Ah yes, the holidays. A time when families gather together at the old homestead, take sleigh rides, sip cocoa before the fire. This is a season when every boy and girl is at their best behavior and mother and father spend each idle moment in warm embraces and pleasant exchanges.
Okay, who am I kidding? Life is not that way and neither are the holidays. In fact, I have never been on a sleigh ride and have rarely seen one of my children, or my nieces or nephews (even the ones not in jail) at their best behavior. What usually transpires are cryptic threats to the children like, “If you don’t get this room clean Santa Clause is going to leave you underwear – do you understand me?!” Or how about when all of the extended families come together and secretly everyone is assessing each other to see who has gained weight, whose kids are the brightest (mine are, by the way), and who is having trouble at work.
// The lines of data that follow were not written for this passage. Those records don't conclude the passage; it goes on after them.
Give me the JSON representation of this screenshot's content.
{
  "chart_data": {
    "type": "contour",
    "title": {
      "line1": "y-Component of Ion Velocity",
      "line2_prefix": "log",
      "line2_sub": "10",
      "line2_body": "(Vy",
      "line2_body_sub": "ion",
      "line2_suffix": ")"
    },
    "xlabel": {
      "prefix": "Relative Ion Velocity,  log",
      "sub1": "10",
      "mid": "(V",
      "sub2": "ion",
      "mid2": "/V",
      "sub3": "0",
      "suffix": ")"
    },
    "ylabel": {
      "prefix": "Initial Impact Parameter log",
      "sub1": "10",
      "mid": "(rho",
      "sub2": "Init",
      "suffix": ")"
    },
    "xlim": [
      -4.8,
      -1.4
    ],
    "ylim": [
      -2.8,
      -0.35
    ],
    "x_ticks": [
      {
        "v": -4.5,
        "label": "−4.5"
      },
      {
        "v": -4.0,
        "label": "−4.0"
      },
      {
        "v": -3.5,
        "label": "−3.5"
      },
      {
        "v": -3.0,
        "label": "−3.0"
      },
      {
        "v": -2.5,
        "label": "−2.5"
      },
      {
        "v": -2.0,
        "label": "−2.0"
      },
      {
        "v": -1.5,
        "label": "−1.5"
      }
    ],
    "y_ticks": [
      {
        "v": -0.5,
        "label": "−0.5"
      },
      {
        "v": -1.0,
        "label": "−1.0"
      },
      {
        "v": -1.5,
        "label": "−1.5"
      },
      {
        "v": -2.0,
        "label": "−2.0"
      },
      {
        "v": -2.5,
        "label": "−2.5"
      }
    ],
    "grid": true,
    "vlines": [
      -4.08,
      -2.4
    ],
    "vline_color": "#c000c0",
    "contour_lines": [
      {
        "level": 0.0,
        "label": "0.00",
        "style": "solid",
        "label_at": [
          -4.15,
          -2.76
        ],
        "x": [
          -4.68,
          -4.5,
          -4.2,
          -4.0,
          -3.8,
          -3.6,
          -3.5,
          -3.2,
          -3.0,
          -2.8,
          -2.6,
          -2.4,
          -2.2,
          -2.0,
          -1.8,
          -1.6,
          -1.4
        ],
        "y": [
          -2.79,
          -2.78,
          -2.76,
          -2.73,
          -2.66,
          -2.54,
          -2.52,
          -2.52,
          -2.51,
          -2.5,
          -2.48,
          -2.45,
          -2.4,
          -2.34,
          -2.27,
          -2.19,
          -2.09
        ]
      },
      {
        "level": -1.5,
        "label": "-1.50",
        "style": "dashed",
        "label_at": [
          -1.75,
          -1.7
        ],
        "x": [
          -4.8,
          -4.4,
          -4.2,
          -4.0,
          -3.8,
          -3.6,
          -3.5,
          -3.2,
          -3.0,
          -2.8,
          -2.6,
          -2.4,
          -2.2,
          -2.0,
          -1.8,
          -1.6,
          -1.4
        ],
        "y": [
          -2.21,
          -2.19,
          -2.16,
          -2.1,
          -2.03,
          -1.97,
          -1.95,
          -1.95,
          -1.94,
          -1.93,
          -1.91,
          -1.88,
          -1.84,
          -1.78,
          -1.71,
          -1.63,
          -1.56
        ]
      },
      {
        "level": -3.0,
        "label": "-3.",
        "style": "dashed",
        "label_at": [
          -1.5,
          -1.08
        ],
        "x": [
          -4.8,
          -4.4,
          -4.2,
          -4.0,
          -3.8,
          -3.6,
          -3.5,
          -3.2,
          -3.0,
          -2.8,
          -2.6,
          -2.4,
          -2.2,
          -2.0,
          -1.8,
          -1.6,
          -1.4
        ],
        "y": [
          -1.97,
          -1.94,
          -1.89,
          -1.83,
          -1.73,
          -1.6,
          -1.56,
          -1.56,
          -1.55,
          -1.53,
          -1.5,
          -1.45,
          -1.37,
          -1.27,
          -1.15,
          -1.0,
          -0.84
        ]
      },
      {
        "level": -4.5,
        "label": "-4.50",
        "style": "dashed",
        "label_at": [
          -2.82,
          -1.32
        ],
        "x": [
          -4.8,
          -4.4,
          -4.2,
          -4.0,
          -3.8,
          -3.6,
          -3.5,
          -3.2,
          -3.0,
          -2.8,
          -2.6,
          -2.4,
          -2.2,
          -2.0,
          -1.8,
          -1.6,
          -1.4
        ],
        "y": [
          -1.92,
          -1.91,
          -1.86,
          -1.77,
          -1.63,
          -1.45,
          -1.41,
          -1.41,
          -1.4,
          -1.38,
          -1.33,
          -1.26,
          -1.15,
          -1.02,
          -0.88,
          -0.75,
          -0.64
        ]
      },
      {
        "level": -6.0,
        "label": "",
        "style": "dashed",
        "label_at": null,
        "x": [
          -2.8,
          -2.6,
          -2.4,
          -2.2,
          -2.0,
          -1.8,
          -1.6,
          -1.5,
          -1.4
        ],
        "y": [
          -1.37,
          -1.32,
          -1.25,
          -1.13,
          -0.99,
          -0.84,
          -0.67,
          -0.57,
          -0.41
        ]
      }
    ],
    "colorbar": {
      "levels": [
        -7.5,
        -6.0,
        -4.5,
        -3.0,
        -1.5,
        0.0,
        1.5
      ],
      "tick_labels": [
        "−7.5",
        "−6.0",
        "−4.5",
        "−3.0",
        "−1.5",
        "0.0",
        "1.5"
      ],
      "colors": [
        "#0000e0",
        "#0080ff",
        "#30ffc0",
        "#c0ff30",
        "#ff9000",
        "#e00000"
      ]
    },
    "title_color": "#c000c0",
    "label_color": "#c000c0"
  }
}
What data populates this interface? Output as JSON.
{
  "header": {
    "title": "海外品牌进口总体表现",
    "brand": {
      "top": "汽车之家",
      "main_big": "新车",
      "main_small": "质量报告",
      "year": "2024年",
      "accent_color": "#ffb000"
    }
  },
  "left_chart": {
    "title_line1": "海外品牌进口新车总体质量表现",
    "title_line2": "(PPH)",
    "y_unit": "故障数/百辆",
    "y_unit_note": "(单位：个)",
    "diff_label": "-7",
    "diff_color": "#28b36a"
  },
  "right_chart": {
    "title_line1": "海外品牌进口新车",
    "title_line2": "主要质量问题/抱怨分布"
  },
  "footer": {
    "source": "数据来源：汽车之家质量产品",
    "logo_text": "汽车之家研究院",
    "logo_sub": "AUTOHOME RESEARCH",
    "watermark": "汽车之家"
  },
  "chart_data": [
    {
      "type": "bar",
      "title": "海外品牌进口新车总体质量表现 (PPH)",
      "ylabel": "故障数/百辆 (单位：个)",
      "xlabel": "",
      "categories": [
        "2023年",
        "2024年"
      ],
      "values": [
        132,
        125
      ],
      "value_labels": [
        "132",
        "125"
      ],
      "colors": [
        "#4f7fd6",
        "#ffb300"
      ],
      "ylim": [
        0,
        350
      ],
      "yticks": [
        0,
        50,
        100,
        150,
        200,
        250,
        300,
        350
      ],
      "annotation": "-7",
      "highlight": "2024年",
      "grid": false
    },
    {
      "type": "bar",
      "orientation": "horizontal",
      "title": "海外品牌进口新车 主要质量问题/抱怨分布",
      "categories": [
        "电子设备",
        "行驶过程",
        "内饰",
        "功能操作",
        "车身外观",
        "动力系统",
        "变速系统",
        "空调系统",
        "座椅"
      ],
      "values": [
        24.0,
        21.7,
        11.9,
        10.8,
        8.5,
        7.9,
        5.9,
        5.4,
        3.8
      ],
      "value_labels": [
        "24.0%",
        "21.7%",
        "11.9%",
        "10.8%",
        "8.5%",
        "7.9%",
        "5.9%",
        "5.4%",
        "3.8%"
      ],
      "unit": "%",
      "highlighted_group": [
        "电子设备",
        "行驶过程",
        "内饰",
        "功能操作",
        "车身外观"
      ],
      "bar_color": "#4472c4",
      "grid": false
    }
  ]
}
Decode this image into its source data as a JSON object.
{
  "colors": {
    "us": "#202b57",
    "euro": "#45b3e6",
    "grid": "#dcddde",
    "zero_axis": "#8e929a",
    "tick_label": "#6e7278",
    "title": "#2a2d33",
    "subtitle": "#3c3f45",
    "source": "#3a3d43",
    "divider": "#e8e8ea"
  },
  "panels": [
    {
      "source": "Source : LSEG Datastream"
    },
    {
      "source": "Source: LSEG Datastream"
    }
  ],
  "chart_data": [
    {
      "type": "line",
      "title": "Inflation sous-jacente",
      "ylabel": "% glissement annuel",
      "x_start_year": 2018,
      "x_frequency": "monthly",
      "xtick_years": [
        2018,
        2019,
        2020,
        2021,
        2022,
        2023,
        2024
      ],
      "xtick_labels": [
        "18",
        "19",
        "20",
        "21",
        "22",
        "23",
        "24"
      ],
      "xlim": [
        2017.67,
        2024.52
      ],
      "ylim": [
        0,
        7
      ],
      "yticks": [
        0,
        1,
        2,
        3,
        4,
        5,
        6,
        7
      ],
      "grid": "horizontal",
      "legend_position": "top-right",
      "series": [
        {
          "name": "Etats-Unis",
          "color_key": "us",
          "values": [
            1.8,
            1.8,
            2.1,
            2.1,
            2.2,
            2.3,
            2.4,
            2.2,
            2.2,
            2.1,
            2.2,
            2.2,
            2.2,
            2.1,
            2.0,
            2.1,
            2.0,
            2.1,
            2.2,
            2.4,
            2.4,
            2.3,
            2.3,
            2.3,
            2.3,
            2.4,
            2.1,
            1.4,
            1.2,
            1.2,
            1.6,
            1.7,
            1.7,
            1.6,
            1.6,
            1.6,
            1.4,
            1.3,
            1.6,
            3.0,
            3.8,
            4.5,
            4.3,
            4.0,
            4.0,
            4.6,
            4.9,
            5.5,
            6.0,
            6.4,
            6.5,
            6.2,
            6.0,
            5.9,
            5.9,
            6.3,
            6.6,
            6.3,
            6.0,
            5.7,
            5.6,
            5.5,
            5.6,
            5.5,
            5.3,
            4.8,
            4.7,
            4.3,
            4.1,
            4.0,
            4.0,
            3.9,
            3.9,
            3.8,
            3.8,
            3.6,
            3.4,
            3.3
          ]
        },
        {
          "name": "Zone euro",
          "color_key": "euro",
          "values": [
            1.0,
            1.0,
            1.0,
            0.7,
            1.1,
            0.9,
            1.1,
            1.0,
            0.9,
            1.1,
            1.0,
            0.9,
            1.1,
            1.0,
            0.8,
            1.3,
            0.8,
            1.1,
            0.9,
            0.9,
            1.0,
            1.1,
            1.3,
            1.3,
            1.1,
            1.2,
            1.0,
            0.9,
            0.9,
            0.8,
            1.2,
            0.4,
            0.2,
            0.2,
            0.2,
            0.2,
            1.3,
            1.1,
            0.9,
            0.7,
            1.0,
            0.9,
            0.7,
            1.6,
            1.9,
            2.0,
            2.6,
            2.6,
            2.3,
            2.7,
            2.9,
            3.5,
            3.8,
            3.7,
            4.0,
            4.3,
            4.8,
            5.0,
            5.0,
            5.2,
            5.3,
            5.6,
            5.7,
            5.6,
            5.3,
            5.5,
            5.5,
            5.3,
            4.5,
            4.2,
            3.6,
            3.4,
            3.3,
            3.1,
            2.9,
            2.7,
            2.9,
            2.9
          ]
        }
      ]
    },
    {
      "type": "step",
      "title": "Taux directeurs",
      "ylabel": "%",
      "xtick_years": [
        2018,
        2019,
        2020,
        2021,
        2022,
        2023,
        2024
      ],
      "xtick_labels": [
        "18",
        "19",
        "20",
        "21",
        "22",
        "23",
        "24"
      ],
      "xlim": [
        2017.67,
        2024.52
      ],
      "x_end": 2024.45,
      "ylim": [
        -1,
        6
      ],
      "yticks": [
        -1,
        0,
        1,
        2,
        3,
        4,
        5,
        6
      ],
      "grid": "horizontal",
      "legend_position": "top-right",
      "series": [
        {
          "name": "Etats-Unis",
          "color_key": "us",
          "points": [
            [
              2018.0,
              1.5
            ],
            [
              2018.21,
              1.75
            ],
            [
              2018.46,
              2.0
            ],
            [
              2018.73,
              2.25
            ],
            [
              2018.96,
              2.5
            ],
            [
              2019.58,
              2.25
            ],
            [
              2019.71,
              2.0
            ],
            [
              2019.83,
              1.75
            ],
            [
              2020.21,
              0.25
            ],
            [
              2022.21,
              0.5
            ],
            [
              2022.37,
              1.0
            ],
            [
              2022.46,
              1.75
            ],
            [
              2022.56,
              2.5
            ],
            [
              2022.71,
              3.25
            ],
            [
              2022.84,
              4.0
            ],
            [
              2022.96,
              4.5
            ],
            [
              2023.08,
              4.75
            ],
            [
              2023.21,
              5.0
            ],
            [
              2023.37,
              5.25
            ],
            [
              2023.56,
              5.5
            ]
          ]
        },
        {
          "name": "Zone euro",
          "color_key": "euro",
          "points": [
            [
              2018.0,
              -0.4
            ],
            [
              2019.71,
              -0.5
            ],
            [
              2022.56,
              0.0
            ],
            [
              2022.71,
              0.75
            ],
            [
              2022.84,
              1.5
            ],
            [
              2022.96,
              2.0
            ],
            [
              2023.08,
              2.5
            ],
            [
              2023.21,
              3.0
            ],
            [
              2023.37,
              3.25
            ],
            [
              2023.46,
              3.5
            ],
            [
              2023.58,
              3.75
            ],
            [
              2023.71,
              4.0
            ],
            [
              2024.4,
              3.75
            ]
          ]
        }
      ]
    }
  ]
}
We rush from home dragging our children in tow, along with our casseroles, sweet potato pie and some new recipe from Southern Living. Why do we do it? Why do families do this every year from coast to coast, sea to shining sea? I believe at the heart of the matter it is because we need one another. We really do not need our accomplishments or failures; we do not need our insightful ideas, inspirations or bragging rights. We just need each other. Christian Morgenstern wrote: “Home is not where you live, but where they understand you.” Well, I am sure there are times that our families back home may not always understand us. But that’s okay – we are family after all.
And so we are as God’s people. We are family here too. A spiritual home. A place where we make and cherish memories. As Christmas is now upon us, may you and yours be at peace and find your welcome in this home of God.
Amy, the boys and I want to thank you for being “home” to us in this community and especially within this church family.